In this day and age, it's probably easier/better to change the process around that as there's little excuse for such shit quality input. I understand this isn't always possible though.

55. KoolKat23 ◴[] No.45645579{7}[source]
OpenAI has unusuably low image DPI. Try Gemini.
56. 6gvONxR4sf7o ◴[] No.45646756[source]
OCR for printed documents is super robust, but handwriting, low res, and aligned recognition (not just image to "hello world" but also having "h is here in space e is here in space...) are all still well behind "basically solved."
57. kelvinjps10 ◴[] No.45647189[source]
Google vision it's still better than Gemini at OCR, for example at getting bounding boxes.
58. kelvinjps10 ◴[] No.45647263{3}[source]
Gemini does but it's not as good as Google vision, and the format it's différent Here it's the documentation https://cloud.google.com/vertex-ai/generative-ai/docs/boundi...

Also Simon Willison Made a blog post that might be helpful https://simonwillison.net/2024/Aug/26/gemini-bounding-box-vi...

I hope that this capability improves so I can use only Gemini API.

59. blindriver ◴[] No.45647776[source]
I attempted OCR using all of the open source models available about 3 months ago, including Llama 4. These were pngs of text using a regular font. Most produced garbage except Llama 4, and even then it was only about 90% accurate. Using OpenAI or Gemini produced much better results but the open source models were really bad.
60. Rudybega ◴[] No.45649569{4}[source]
This is actively being worked on my pretty much every major provider. It was the subject of that recent OpenAI paper on hallucinations. It's mostly caused by benchmarks that reward correct answers, but don't penalize bad answers more than simply not answering.

E.g.

Most current benchmarks have a scoring scheme of

1 - Correct Answer 0 - No answer or incorrect answer

But what they need is something more like

1 - Correct Answer 0.25 - No answer 0 - Incorrect answer

You need benchmarks (particularly those used in training) to incentivize the models to acknowledge when they're uncertain.

61. themanmaran ◴[] No.45650079[source]
> OmniAI benchmark that's also referenced here wasn't updated with new models since February 2025. I assume that's because general purpose LLMs have gotten better at OCR than their own OCR product.

Benchmark author here. No, just pivoted away from OCR API as a product! Still use our API internally but have been lazy about updating benchmarks.

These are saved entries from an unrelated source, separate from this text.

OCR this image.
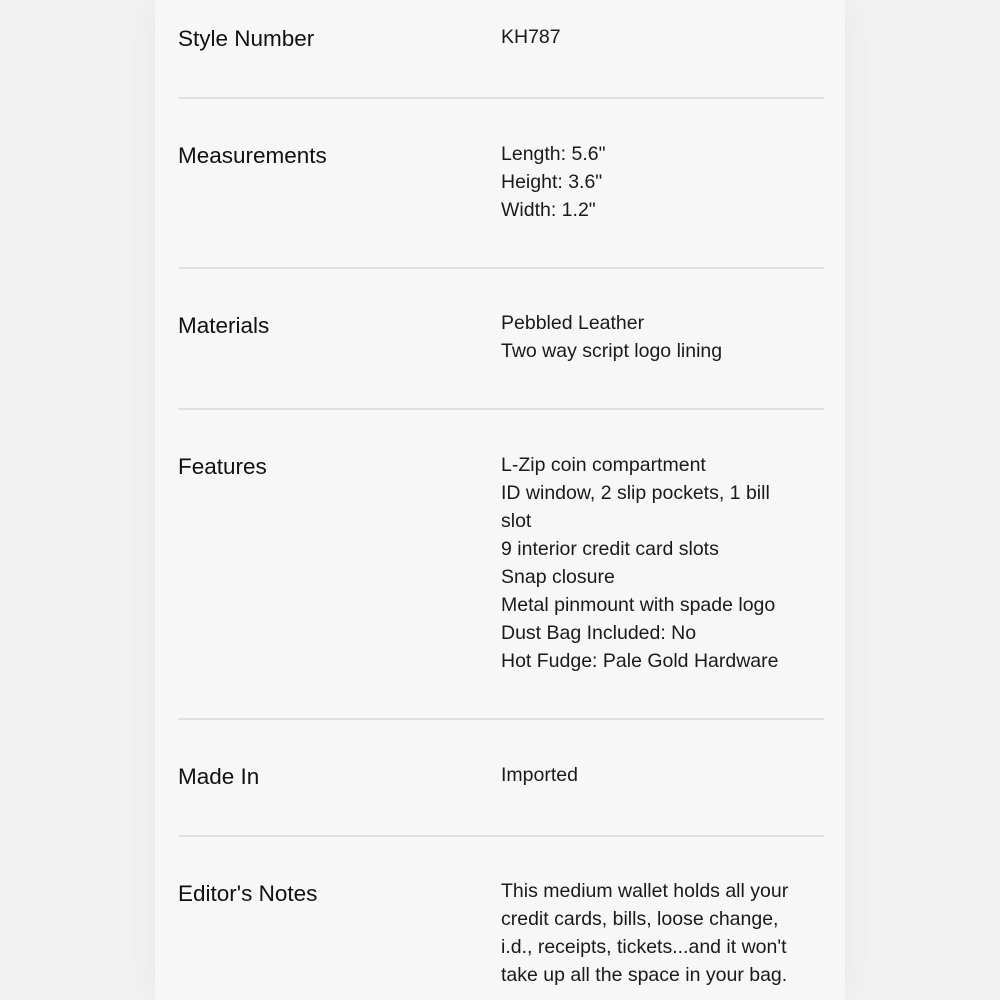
Style Number	KH787
Measurements	Length: 5.6"
Height: 3.6"
Width: 1.2"
Materials	Pebbled Leather
Two way script logo lining
Features	L-Zip coin compartment
ID window, 2 slip pockets, 1 bill
slot
9 interior credit card slots
Snap closure
Metal pinmount with spade logo
Dust Bag Included: No
Hot Fudge: Pale Gold Hardware
Made In	Imported
Editor's Notes	This medium wallet holds all your
credit cards, bills, loose change,
i.d., receipts, tickets...and it won't
take up all the space in your bag.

Gemini is definitely the best model for OCR. But it has a really high rate of "recitation" errors. Where it will determine the output token is too close to its training data and cut it off. Something like 10% of the time from our testing. Also it has this hilarious hallucination when you have a blank page in the document mix and it just makes up new info.

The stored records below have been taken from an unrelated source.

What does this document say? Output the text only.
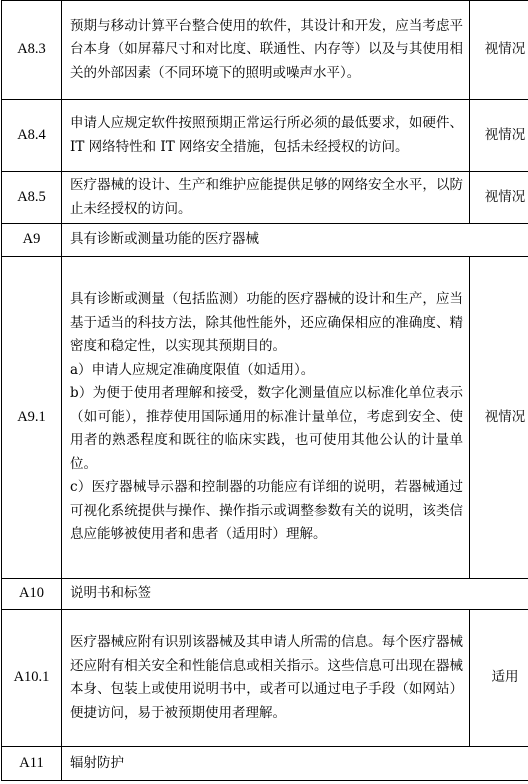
A8.3	预期与移动计算平台整合使用的软件，其设计和开发，应当考虑平台本身（如屏幕尺寸和对比度、联通性、内存等）以及与其使用相关的外部因素（不同环境下的照明或噪声水平）。	视情况
A8.4	申请人应规定软件按照预期正常运行所必须的最低要求，如硬件、IT 网络特性和 IT 网络安全措施，包括未经授权的访问。	视情况
A8.5	医疗器械的设计、生产和维护应能提供足够的网络安全水平，以防止未经授权的访问。	视情况
A9	具有诊断或测量功能的医疗器械	
A9.1	具有诊断或测量（包括监测）功能的医疗器械的设计和生产，应当基于适当的科技方法，除其他性能外，还应确保相应的准确度、精密度和稳定性，以实现其预期目的。
a）申请人应规定准确度限值（如适用）。
b）为便于使用者理解和接受，数字化测量值应以标准化单位表示（如可能），推荐使用国际通用的标准计量单位，考虑到安全、使用者的熟悉程度和既往的临床实践，也可使用其他公认的计量单位。
c）医疗器械导示器和控制器的功能应有详细的说明，若器械通过可视化系统提供与操作、操作指示或调整参数有关的说明，该类信息应能够被使用者和患者（适用时）理解。	视情况
A10	说明书和标签	
A10.1	医疗器械应附有识别该器械及其申请人所需的信息。每个医疗器械还应附有相关安全和性能信息或相关指示。这些信息可出现在器械本身、包装上或使用说明书中，或者可以通过电子手段（如网站）便捷访问，易于被预期使用者理解。	适用
A11	辐射防护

OpenAI is OK. GPT5 wasn't any better than 4o or 4.1. Main issues were: dropping content like headers/footers, loses it's mind on sideways pages, and will frequently refuse to read things like ID documents, health care forms, or things it judges to have too much PII.

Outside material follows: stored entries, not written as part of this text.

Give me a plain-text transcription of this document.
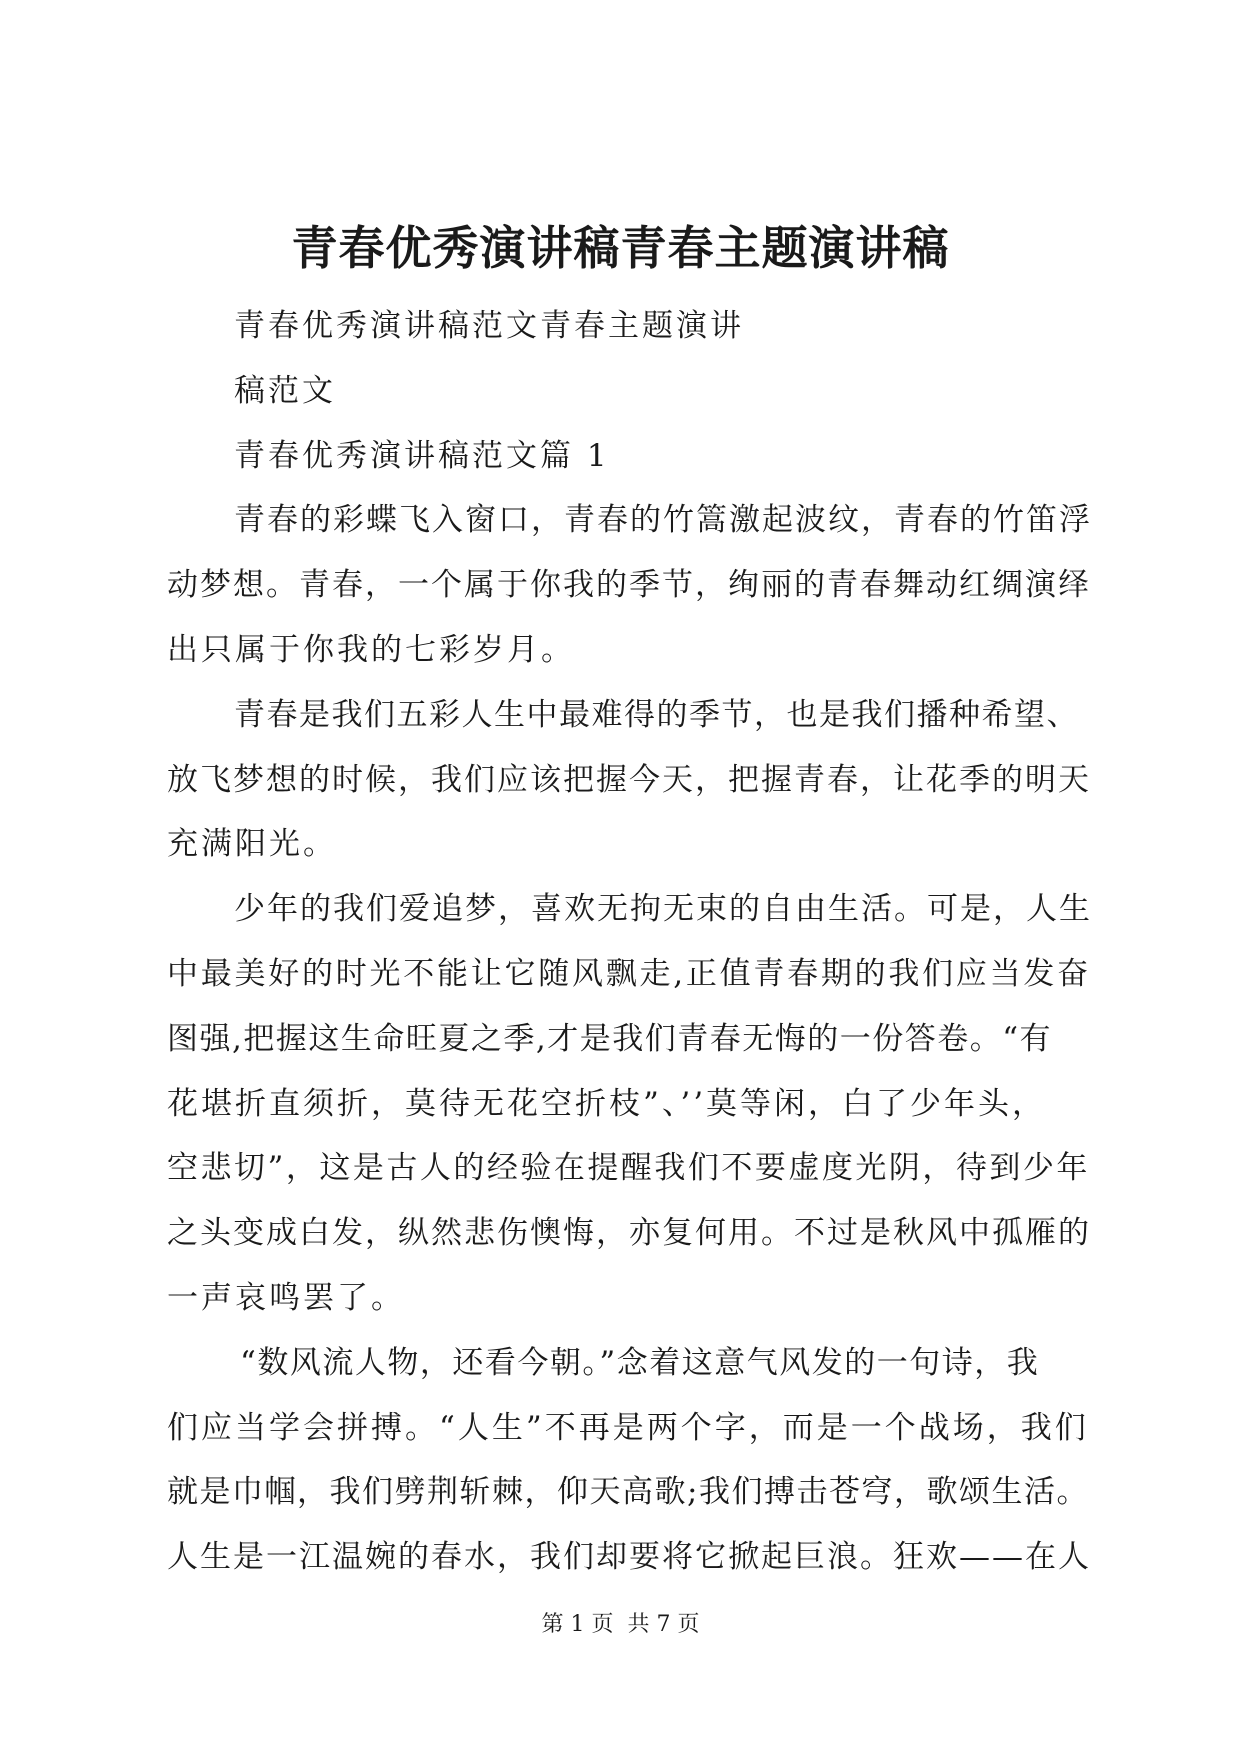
青春优秀演讲稿青春主题演讲稿
青春优秀演讲稿范文青春主题演讲
稿范文
青春优秀演讲稿范文篇 1
青春的彩蝶飞入窗口，青春的竹篙激起波纹，青春的竹笛浮
动梦想。青春，一个属于你我的季节，绚丽的青春舞动红绸演绎
出只属于你我的七彩岁月。
青春是我们五彩人生中最难得的季节，也是我们播种希望、
放飞梦想的时候，我们应该把握今天，把握青春，让花季的明天
充满阳光。
少年的我们爱追梦，喜欢无拘无束的自由生活。可是，人生
中最美好的时光不能让它随风飘走,正值青春期的我们应当发奋
图强,把握这生命旺夏之季,才是我们青春无悔的一份答卷。“有
花堪折直须折，莫待无花空折枝”、’’莫等闲，白了少年头，
空悲切”，这是古人的经验在提醒我们不要虚度光阴，待到少年
之头变成白发，纵然悲伤懊悔，亦复何用。不过是秋风中孤雁的
一声哀鸣罢了。
“数风流人物，还看今朝。”念着这意气风发的一句诗，我
们应当学会拼搏。“人生”不再是两个字，而是一个战场，我们
就是巾帼，我们劈荆斩棘，仰天高歌;我们搏击苍穹，歌颂生活。
人生是一江温婉的春水，我们却要将它掀起巨浪。狂欢——在人
第 1 页 共 7 页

62. veidr ◴[] No.45651460[source]
Clearly-printed text to a sequence of characters is solved, for use cases that don't require 100% accuracy.

But not for semantic document structure — recognizing that the grammatically incomplete phrase in a larger font is a heading, recognizing subheadings and bullet lists, tables, etc.

Also not for handwritten text, text inside of images (signage and so forth), or damaged source material (old photocopies and scans created in the old days).

Those areas all seem to me where an LLM-based approach could narrow the gap between machine recognition and humans. You have to sort of reason about it from the context as a human to figure it out, too.

63. dajonker ◴[] No.45674352{3}[source]
Try MinerU 2.5 with two-step parsing. It gives good results with bounding boxes per block. Not sure if you can get it to do more detailed such as word or character level.